3. Identify individual concerns of client.
Rationale: Concerns will vary dependent on individual circumstances and affect choice of interventions, possible options.

4. Interview offender(s)/family in a nonjudgmental manner, displaying tact and professional concern for individual(s).
Rationale: Can provide insight into risks to client and potential for repetition of behavior. The need for power over or control of survivor, excessive jealousy/overpossessiveness, frequency of verbal arguments that can escalate to violence, substance abuse, severity of past injuries inflicted, history of forced or threatened sexual acts, and/or threats to kill client (especially when offender indicates a belief he or she cannot live without partner) greatly increases the level of concern for survivor’s safety and choice of interventions.

5. Maintain objectivity and avoid blame or accusations during interview process.
Rationale: Individuals will be defensive and may react with hostility and anger, or may withdraw, making it difficult to obtain accurate information. Initially, offender may not be known, and even if family is not involved in situation, members may feel guilt that they did not protect the survivor. Avoiding blame promotes open communication and therapeutic interactions and may enhance the investigation process.

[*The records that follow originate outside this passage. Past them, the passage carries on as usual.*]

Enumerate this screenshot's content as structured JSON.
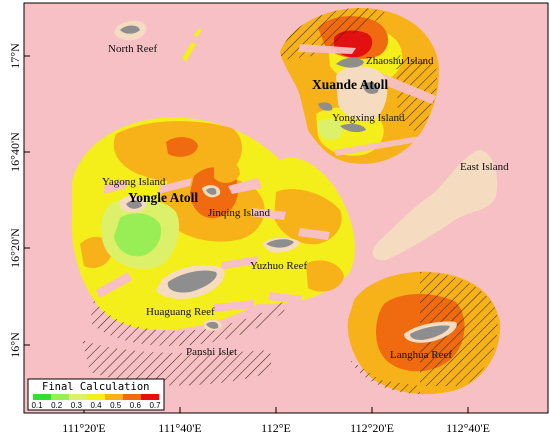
{
  "map": {
    "colors": {
      "background": "#f7c0c4",
      "land": "#f5dcc0",
      "reef": "#8e8e8e",
      "class_0_1": "#33dd33",
      "class_0_2": "#99ee55",
      "class_0_3": "#ddf06a",
      "class_0_4": "#f4ee1a",
      "class_0_5": "#f7b21a",
      "class_0_6": "#f06a10",
      "class_0_7": "#e21010"
    },
    "place_labels": {
      "north_reef": "North Reef",
      "zhaoshu_island": "Zhaoshu Island",
      "xuande_atoll": "Xuande Atoll",
      "yongxing_island": "Yongxing Island",
      "east_island": "East Island",
      "yagong_island": "Yagong Island",
      "yongle_atoll": "Yongle Atoll",
      "jinqing_island": "Jinqing Island",
      "yuzhuo_reef": "Yuzhuo Reef",
      "huaguang_reef": "Huaguang Reef",
      "panshi_islet": "Panshi Islet",
      "langhua_reef": "Langhua Reef"
    },
    "axes": {
      "latitude_ticks": [
        "17°N",
        "16°40'N",
        "16°20'N",
        "16°N"
      ],
      "longitude_ticks": [
        "111°20'E",
        "111°40'E",
        "112°E",
        "112°20'E",
        "112°40'E"
      ]
    },
    "legend": {
      "title": "Final Calculation",
      "ticks": [
        "0.1",
        "0.2",
        "0.3",
        "0.4",
        "0.5",
        "0.6",
        "0.7"
      ]
    }
  }
}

6. Use open-ended questions with gentle, caring manner. Speak at individual’s level (e.g., child vs. adult, or developmentally disabled individual). Provide privacy as indicated by age, circumstances of the situation.
Rationale: Survivor and parent/family members will respond more positively to caring approach and be more available for help to correct underlying problems when dealt with in this way. Note: Care must be taken to avoid leading the child survivor, or suggesting answers to questions. As these individuals are vulnerable, they are suggestible and may provide answers to “please” the therapist, resulting in questionable information.

7. Use techniques of play therapy to obtain information from children. Videotape session(s) as appropriate.
Rationale: The child may be afraid to tell/be unable to adequately verbalize what has happened. Play therapy is a nonthreatening method of observation/Active-listening that allows for free expression of the child’s feelings and perceptions without undue influence from adults. Videotaping allows various parties (legal and counseling) to view the same data, reducing risk of misinterpretation and negating need for child to submit to repeated questioning, which may color data over time. In addition, this can provide safeguards for both therapist and survivor.

8. Note sequence of events as related by parent(s)/ caregivers or partner, paying particular attention to inconsistencies and contradictory reports.
Rationale: May reveal reality of what happened. Offender(s)/family members are upset and afraid about what has happened/the potential consequences and may try to cover up circumstances of injury.

9. Evaluate family and home environment. Note particularly areas of stress related to abusive occurrence.
Rationale: Provides clues to need for change to prevent further problems. Families who move their residence frequently and are socially isolated, and stepfamilies are at greater risk. Children who have been separated from parents because of prematurity or neonatal illness also may be more at risk, owing in part to problems with bonding and situational stressors (e.g., financial concerns, demands of caregiving role).

10. Refer to individual/family therapy.
Rationale: As in the case of violent behavior, involved individuals need to distinguish between validity of emotions and the inappropriateness of behavior. Violence is the choice of the offender, is under his or her control, and is his or her sole responsibility although the dynamics of relationship(s) may be a factor.